Law new is a concept that all legal practitioners should be open to exploring. It offers a way to create additional revenue and client satisfaction without disrupting other areas of practice that may be the firm’s primary focus. It’s also a way for firms to expand their business by offering a type of help that is in high demand.
Developing this concept requires creativity and innovation, which can be difficult for most lawyers. However, the rewards can be significant for those who are willing to explore this area of practice. This can be beneficial for both small and large firms alike.
The complexities and fluidity of modern business require collaboration across enterprises, industries, and even geographies. Whether it’s a pharmaceutical company working with competitors to develop the Covid-19 vaccine or tech giants such as Microsoft and Apple joining forces to create augmented reality software, collaboration is essential to the survival and growth of companies in this age of accelerated change. This trend is even more evident within the world of law, with legal teams at companies of all sizes and types collaborating with each other in a variety of ways.
In addition, many in-house legal departments are partnering with outside providers to bring more value to the business and support internal initiatives. This is a natural and welcome development in the evolution of the industry. However, it is important to understand that this collaboration is not the same as “new law.” New law is not a separate entity or set of practices but a strategic approach to meeting the needs of clients that is different from traditional approaches to providing legal services.
For example, this can include alternative fee arrangements, flat-fee billing, a practice design that is focused on efficiency and project management, or the use of technology to reduce the time it takes to complete projects.
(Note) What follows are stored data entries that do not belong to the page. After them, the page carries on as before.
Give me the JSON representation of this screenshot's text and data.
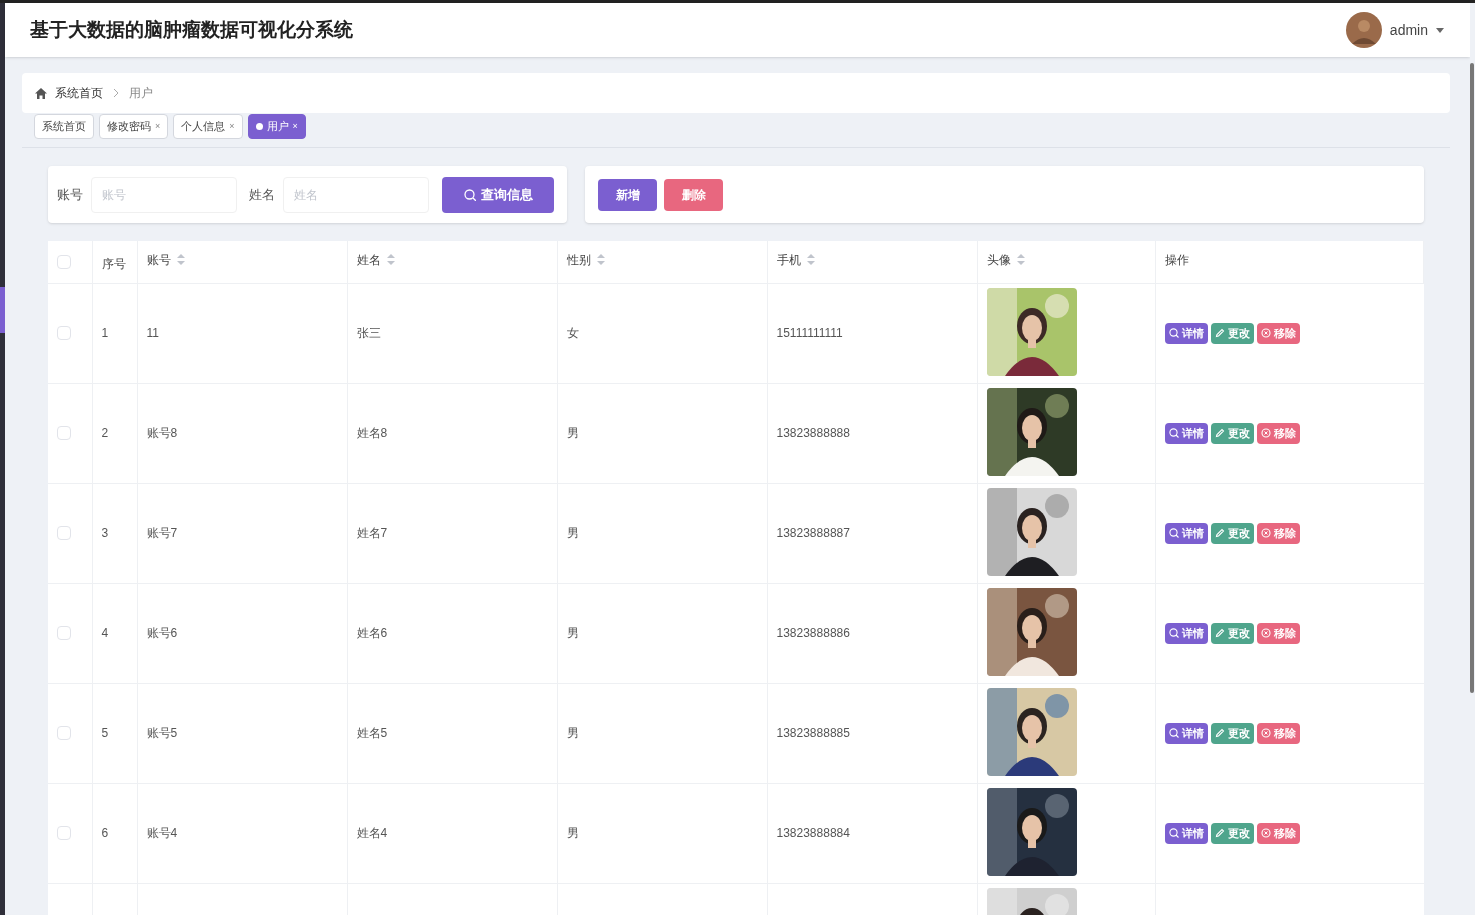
{
  "header": {
    "title": "基于大数据的脑肿瘤数据可视化分系统",
    "user": "admin"
  },
  "breadcrumb": [
    "系统首页",
    "用户"
  ],
  "tabs": [
    {
      "label": "系统首页",
      "selected": false
    },
    {
      "label": "修改密码",
      "selected": false,
      "close": "×"
    },
    {
      "label": "个人信息",
      "selected": false,
      "close": "×"
    },
    {
      "label": "用户",
      "selected": true,
      "close": "×"
    }
  ],
  "search": {
    "fields": [
      {
        "label": "账号",
        "placeholder": "账号"
      },
      {
        "label": "姓名",
        "placeholder": "姓名"
      }
    ],
    "button": "查询信息"
  },
  "actions": [
    {
      "label": "新增",
      "kind": "add"
    },
    {
      "label": "删除",
      "kind": "delete"
    }
  ],
  "table": {
    "header_checked": false,
    "columns": [
      {
        "label": "序号",
        "sortable": false
      },
      {
        "label": "账号",
        "sortable": true
      },
      {
        "label": "姓名",
        "sortable": true
      },
      {
        "label": "性别",
        "sortable": true
      },
      {
        "label": "手机",
        "sortable": true
      },
      {
        "label": "头像",
        "sortable": true
      },
      {
        "label": "操作",
        "sortable": false
      }
    ],
    "rows": [
      {
        "checked": false,
        "cells": [
          "1",
          "11",
          "张三",
          "女",
          "15111111111"
        ],
        "photo": {
          "kind": "picture"
        },
        "buttons": [
          {
            "label": "详情",
            "kind": "detail"
          },
          {
            "label": "更改",
            "kind": "edit"
          },
          {
            "label": "移除",
            "kind": "remove"
          }
        ]
      },
      {
        "checked": false,
        "cells": [
          "2",
          "账号8",
          "姓名8",
          "男",
          "13823888888"
        ],
        "photo": {
          "kind": "picture"
        },
        "buttons": [
          {
            "label": "详情",
            "kind": "detail"
          },
          {
            "label": "更改",
            "kind": "edit"
          },
          {
            "label": "移除",
            "kind": "remove"
          }
        ]
      },
      {
        "checked": false,
        "cells": [
          "3",
          "账号7",
          "姓名7",
          "男",
          "13823888887"
        ],
        "photo": {
          "kind": "picture"
        },
        "buttons": [
          {
            "label": "详情",
            "kind": "detail"
          },
          {
            "label": "更改",
            "kind": "edit"
          },
          {
            "label": "移除",
            "kind": "remove"
          }
        ]
      },
      {
        "checked": false,
        "cells": [
          "4",
          "账号6",
          "姓名6",
          "男",
          "13823888886"
        ],
        "photo": {
          "kind": "picture"
        },
        "buttons": [
          {
            "label": "详情",
            "kind": "detail"
          },
          {
            "label": "更改",
            "kind": "edit"
          },
          {
            "label": "移除",
            "kind": "remove"
          }
        ]
      },
      {
        "checked": false,
        "cells": [
          "5",
          "账号5",
          "姓名5",
          "男",
          "13823888885"
        ],
        "photo": {
          "kind": "picture"
        },
        "buttons": [
          {
            "label": "详情",
            "kind": "detail"
          },
          {
            "label": "更改",
            "kind": "edit"
          },
          {
            "label": "移除",
            "kind": "remove"
          }
        ]
      },
      {
        "checked": false,
        "cells": [
          "6",
          "账号4",
          "姓名4",
          "男",
          "13823888884"
        ],
        "photo": {
          "kind": "picture"
        },
        "buttons": [
          {
            "label": "详情",
            "kind": "detail"
          },
          {
            "label": "更改",
            "kind": "edit"
          },
          {
            "label": "移除",
            "kind": "remove"
          }
        ]
      },
      {
        "photo": {
          "kind": "picture"
        }
      }
    ]
  }
}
These practices are geared toward improving outcomes for clients and helping them resolve issues faster than ever before. They are often a supplement to traditional law practice and not an alternative to it.
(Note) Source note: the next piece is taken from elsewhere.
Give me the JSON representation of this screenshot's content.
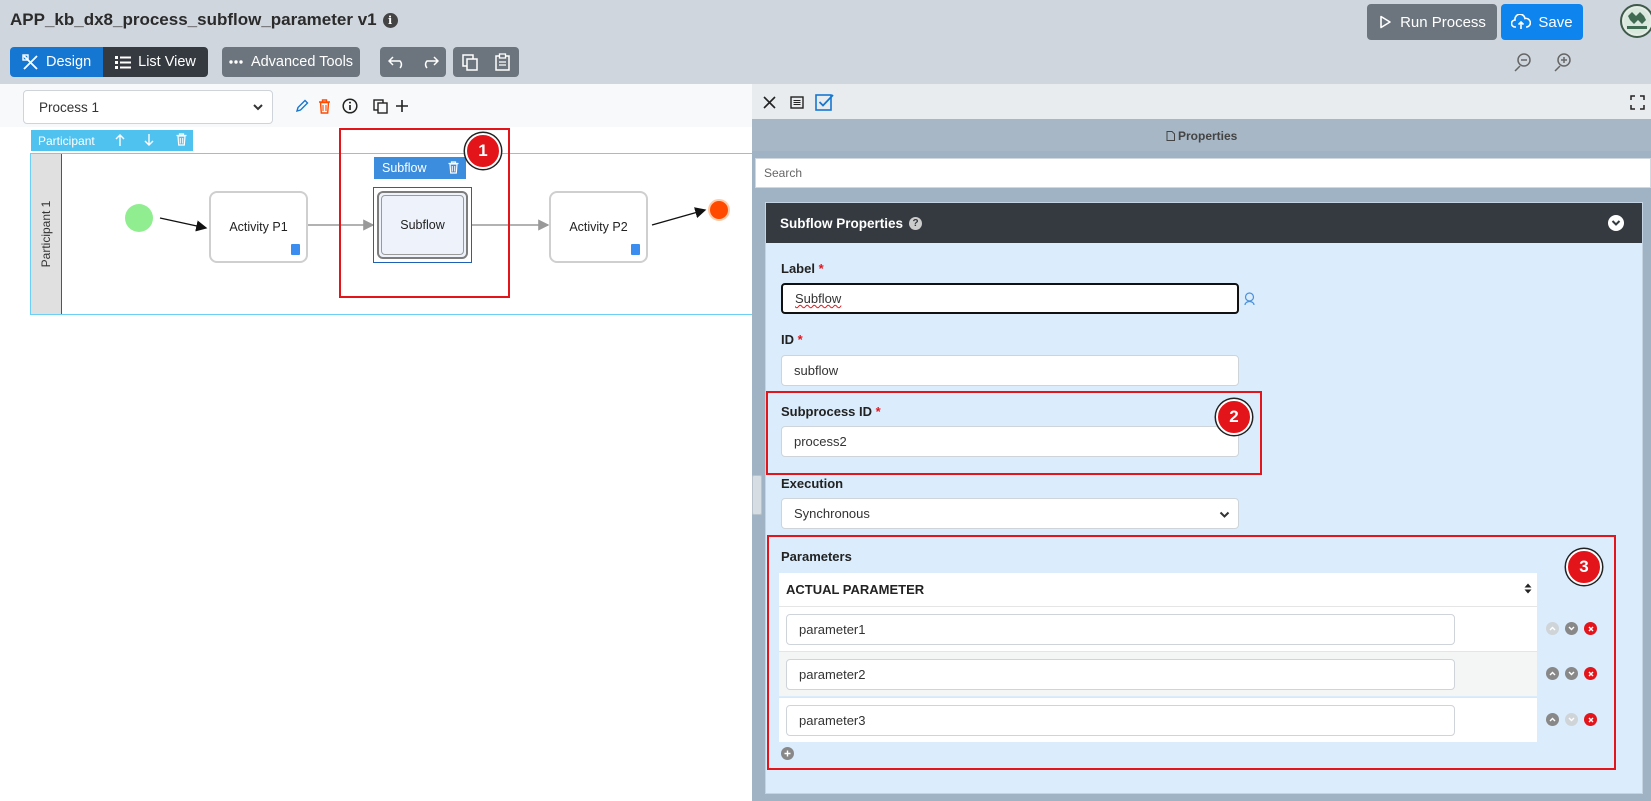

While some “legal techies” promote the development of fit-for-purpose technology as an end in itself, true innovation will be driven by a customer/end-user need and not by a desire to preserve legacy delivery models, outdated legal education or self-regulation. It will be a team sport comprising legal practitioners, process/project managers, “techies,” and allied professionals who are collectively working toward delivering a better customer experience and results.
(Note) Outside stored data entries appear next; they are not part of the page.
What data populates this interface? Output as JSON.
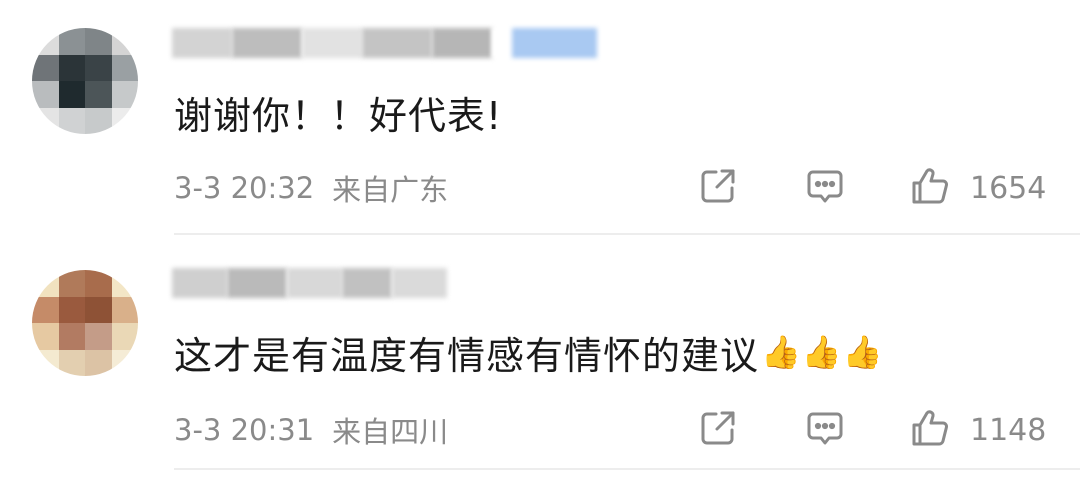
{
  "comments": [
    {
      "content": "谢谢你！！好代表!",
      "emoji": "",
      "date": "3-3 20:32",
      "location": "来自广东",
      "likes": "1654",
      "username_redacted": true,
      "avatar_pixelated": true
    },
    {
      "content": "这才是有温度有情感有情怀的建议",
      "emoji": "👍👍👍",
      "date": "3-3 20:31",
      "location": "来自四川",
      "likes": "1148",
      "username_redacted": true,
      "avatar_pixelated": true
    }
  ],
  "icons": {
    "share": "share-icon",
    "reply": "comment-icon",
    "like": "thumbs-up-icon"
  },
  "colors": {
    "text": "#1a1a1a",
    "meta": "#8a8a8a",
    "divider": "#ededed",
    "icon": "#8a8a8a"
  }
}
A thriving legal industry of the future will look more like its corporate customers and society at large, and be less rigidly defined by outdated and inflexible delivery models. It will be more holistically diverse – cognitively, demographically, culturally and experientially – and it will deliver accessible, affordable, on-demand, scalable, data-backed legal products and services at the speed of business and society. It will be led by a customer-centric, integrated platform-based delivery structure with agile, fluid, on-demand resources that are vetted for verifiable, material expertise and experience.